Der Prater ist für seinen Vergnügungspark – im Volksjargon Wurstelprater – bekannt. Begründer des Wurstelpraters ist Michael Ainöther, genannt Taffern-Micherl. Er war ein kleinwüchsiger, buckliger Schankjunge, der jedoch für seinen Fleiß und seine freundliche Art bei den BürgerInnen Wiens bekannt war. Der Legende nach erschien ihm eines Nachts im Traum sein Urahn (der Riese Änother) und setzte ihm die Idee eines Vergnügungsortes für das Volk in den Kopf. 1603 schaffte es der Taffern-Micherl mit Hilfe von Spenden (auf einem Grundstück der Stadt Wien) im Prater ein Wirtshaus zu eröffnen. Der Betrieb war erfolgreich und wuchs schnell; eine Kegelbahn, Schaukeln und Marionettentheater wurden angebaut.

Von den Puppentheatern, in denen stets der Hanswurst (heute als Kasperl bekannt) auftrat, hat der Wurstelprater seinen Namen. Mit der Öffnung der Praterauen für die Allgemeinheit im Jahre 1766 vermischte sich die Klientel der beiden Freizeitorte allmählich und der Prater wurde zum Unterhaltungsort der breiten Masse.

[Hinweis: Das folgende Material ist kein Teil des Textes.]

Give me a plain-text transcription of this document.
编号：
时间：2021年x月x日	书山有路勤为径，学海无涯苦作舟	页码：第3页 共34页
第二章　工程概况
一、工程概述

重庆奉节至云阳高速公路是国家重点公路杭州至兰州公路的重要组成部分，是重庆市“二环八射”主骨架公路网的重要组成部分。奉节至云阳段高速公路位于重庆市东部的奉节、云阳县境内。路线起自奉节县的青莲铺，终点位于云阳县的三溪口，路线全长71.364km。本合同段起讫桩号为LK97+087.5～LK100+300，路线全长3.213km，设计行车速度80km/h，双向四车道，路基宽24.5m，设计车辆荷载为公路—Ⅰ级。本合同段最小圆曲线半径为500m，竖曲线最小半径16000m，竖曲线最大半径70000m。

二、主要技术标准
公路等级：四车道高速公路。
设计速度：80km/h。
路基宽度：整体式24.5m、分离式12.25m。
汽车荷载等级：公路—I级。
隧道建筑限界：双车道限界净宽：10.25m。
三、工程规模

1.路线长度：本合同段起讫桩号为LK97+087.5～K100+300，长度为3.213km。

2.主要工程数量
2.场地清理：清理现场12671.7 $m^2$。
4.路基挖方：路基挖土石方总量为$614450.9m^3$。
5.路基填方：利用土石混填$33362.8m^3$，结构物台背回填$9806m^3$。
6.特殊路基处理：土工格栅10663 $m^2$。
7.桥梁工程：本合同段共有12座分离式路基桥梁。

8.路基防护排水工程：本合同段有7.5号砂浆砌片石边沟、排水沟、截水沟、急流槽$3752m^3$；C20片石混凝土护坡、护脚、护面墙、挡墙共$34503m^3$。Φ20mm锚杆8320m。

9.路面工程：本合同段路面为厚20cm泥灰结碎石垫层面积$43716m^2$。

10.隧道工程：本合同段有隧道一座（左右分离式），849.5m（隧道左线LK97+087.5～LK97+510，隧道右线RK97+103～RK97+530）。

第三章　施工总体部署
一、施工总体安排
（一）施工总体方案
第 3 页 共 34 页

Sensationsgier im 19. Jahrhundert

Bereits im 18. Jahrhundert wurden im Prater „abnormale“ Menschen (Riesen, Krüppel, siamesische Zwillinge, …) zur Schau gestellt, um die Sensationslust der Massen zu befriedigen. Die allmähliche Erschließung Afrikas und Amerikas durch Entdeckungsreisen weckte in den Menschen das Interesse am Exotischen. Im 19. Jahrhundert wurden zunehmend Völkerschaun in ganz Europa veranstaltet, bei denen man mit Kulturen aus aller Welt in Kontakt kam. 1896 wurde im Prater das Aschanti-Dorf eröffnet, wo aus Afrika importierte Sklaven lebten und gezwungen waren, allen Klischees der westlichen Vorstellung vom „Exotischen“ zu entsprechen. Die Gräben zwischen Vorstellung und Realität waren enorm, wie folgende Zitate zeigen:

„Die Vielweiberei steht hier auf dem Höhepunkte; der König besitzt 3333 Frauen, und diese kabbalistisch vierfache Dreierzahl muß immer voll erhalten werden. Die Aschanti-Neger sind eine kraft- und muthvolle Race, im Umgange sind sie sehr höflich und leutselig, aber der nie ausgehende Krieg mit den Nachbarn macht sie im höchsten Grade blutgierig.“ (Bericht im Illustrierten Wiener Extrablatt vom 18.8.1873)
„Wir dürfen nichts anziehen, Herr, keine Schuhe, nichts, sogar ein Kopftuch müssen wir ablegen. Wilde müssen wir vorstellen, Herr, Afrikaner. Ganz närrisch ist es. In Afrika können wir so nicht sein. Alle würden lachen.“ (Bericht eines Afrikaners aus dem Ashanti-Dorf, zitiert vom Autor Peter Altenberg 1896)

Ständige Weiterentwicklung der Attraktionen

Der Fantasie der Schausteller, Ingenieure und Tüftler war mit der fortschreitenden Industrialisierung (vor allem durch Erfindungen wie der Eisenbahn und der Elektrizität) keine Grenzen gesetzt. 1897 wurde das knapp 65 Meter hohe Riesenrad von den britischen Ingenieuren Walter Basset und Harry Hitchins zu Ehren des fünfzigsten Thronjubiläums Kaiser Franz Josephs I. erbaut. Nach der Erfindung des Kinematographen durch die Gebrüder Lumière, eröffnete 1896 das erste Kino im Prater. Um die Jahrhundertwende wurden immer ausgetüfteltere Attraktionen entworfen, die die BesucherInnen stets aufs Neue in Staunen versetzen sollten.

Der Prater heute

Nachdem der Prater im Zweiten Weltkrieg zu großen Teilen zerstört wurde, wurde er wiederaufgebaut und entwickelte sich – stets den aktuellen Trends folgend – weiter. Heute sind die weiten Wiesen und Wäldern der Praterauen  ein beliebter Rückzugssort für Jung und Alt.

Das Ernst-Happel-Stadion

Der Vergnügungspark bietet unzählige Attraktionen

 

Das 1931 erbaute Ernst-Happel-Stadion (früher Praterstadion) liegt an der östlichen Praterseite. In der Nähe befindet sich die Trabrennbahn Krieau, eine der größten Pferderennbahnen Europas. Im Westen bieten die Attraktionen des Vergnügungsparks seinen BesucherInnen ein abwechslungsreiches Programm; es gibt Geisterbahnen, Schießbuden, Achterbahnen, Karusselle und vieles mehr. Die unzähligen Essensbuden und Wirtshäuser sorgen darüber hinaus für das leibliche Wohl der BesucherInnen.